Ministério da Economia monta força-tarefa para obter insumos hospitalares

Pasta reuniu técnicos e gestores para criar soluções, a toque de caixa, para conseguir remédios que podem faltar nos hospitais; importação não está descartada

Diante do cenário da falta iminente de medicamentos utilizados para intubação de pacientes e insumos hospitalares como cilindros de oxigênio e monitores de UTI em diversos estados, o Ministério da Economia criou uma força-tarefa para providenciar esses produtos.

A pasta deve concluir nos próximos dias um diagnóstico de iniciativas a ser tomadas, com base em informações repassadas pelos estados e municípios ao Ministério da Saúde, e um plano de ação. Não está descartada a possibilidade de trazer os insumos do exterior, caso a pasta chegue à conclusão de que a indústria brasileira poderá não dar conta do exponencial aumento da demanda.

Segundo o Fórum de Governadores, os hospitais correm o risco de zerar o estoque de remédios como analgésicos e bloqueadores neuromusculares em dez dias, sem conseguir repor os insumos na velocidade necessária. Há também um temor em relação à possível escassez de cilindros de oxigênio, monitores de UTI e oxigênio hospitalar.

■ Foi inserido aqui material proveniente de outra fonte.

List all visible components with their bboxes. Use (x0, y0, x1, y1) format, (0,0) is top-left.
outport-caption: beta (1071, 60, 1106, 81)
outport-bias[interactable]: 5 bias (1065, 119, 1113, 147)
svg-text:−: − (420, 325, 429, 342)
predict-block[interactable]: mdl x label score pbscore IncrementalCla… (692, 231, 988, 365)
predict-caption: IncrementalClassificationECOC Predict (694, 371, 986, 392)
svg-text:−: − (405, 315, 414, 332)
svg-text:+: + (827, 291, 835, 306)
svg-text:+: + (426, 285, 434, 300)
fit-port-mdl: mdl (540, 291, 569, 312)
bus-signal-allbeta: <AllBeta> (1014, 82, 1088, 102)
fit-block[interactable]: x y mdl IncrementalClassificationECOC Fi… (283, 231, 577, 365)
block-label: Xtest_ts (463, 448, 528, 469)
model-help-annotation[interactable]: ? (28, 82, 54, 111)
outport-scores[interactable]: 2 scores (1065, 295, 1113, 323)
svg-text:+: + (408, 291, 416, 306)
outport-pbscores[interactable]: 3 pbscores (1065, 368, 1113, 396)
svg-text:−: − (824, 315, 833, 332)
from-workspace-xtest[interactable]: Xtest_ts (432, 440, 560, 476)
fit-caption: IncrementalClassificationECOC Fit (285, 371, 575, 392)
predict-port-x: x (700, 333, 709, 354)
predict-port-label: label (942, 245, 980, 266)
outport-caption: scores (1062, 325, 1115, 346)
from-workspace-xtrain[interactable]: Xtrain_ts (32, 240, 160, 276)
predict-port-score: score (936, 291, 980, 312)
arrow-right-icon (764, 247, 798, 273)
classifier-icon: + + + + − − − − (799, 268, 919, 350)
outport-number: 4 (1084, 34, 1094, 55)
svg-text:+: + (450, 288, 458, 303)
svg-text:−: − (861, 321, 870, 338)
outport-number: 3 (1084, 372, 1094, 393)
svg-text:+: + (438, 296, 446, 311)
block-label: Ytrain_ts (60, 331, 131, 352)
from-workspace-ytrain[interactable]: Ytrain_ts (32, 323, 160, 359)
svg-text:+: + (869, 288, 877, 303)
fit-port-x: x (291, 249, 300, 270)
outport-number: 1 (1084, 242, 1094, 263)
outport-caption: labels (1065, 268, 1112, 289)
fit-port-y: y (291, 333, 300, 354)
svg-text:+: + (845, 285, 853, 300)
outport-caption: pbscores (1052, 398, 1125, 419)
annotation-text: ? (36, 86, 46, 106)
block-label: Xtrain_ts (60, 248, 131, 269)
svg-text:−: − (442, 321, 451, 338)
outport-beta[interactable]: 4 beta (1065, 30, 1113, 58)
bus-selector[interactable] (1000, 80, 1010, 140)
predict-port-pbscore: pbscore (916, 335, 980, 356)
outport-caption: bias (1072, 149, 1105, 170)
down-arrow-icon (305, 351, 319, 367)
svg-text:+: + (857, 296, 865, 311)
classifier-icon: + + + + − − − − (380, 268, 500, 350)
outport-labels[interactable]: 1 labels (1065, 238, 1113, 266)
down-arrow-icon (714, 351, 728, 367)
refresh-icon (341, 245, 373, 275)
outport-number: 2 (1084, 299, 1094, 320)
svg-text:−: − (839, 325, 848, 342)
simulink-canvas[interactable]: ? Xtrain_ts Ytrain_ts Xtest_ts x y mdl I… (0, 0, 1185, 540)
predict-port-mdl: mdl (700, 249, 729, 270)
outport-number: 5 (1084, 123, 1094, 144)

"Estamos em contato direto com os principais fabricantes brasileiros, para avaliar eventuais gargalos e estudar a possibilidade de expandir a capacidade produtiva", disse Carlos Da Costa, secretário especial de Produtividade, Emprego e Competitividade do Ministério da Economia, em entrevista exclusiva à EXAME. "Também estamos conversando com fornecedores de outros países".

Caso a importação seja considerada a melhor alternativa no momento, os medicamentos devem chegar ao país por via aérea. "Com isso, é possível poupar tempo", explica Gustavo Ene, atual secretário de Desenvolvimento da Infraestrutura do Ministério da Economia. Até pouco tempo atrás, Ene ocupava o cargo de Desenvolvimento da Indústria, Comércio, Serviços e Inovação. Seu contato próximo com a indústria e o conhecimento logístico motivaram o convite para integrar a força-tarefa.

Um grupo de trabalho parecido foi criado no Ministério da Economia no ano passado, com o objetivo de receber e filtrar propostas de empresas e entidades para a crise econômica e transformar as mais pertinentes em ações concretas. Foi assim que surgiu o programa de redução de jornada e salário e linhas de crédito especiais para empresas.

Ações

"Devemos lançar novas linhas de crédito para os setores mais atingidos pela crise provocada pela pandemia, como a aviação, transporte municipal e intermunicipal e bares e restaurantes", diz Costa.

Outra frente de trabalho é a análise de questões relativas ao abastecimento e infllação de insumos básicos para a indústria, como o aço e plásticos. "Deveremos nos reunir no início da semana que vem com representantes dos setores", afirma Costa. A ideia é analisar as cadeias produtivas, ouvir demandas e tentar ajudar a resolver eventuais gargalos.

Em relação a medicamentos de uso hospitalar, o Ministério da Economia pretende flexibiliar a norma que define que o preço dos importados deve ser menor do que os nacionais.

A Agência Nacional de Vigilância Sanitária (Anvisa) determinou, no sábado, dia 13, que os fabricantes de oxigênio medicinal devem informar o órgão semanalmente a respeito da capacidade de fabricação e distribuição, assim como os estoques disponíveis e o aumento da demanda.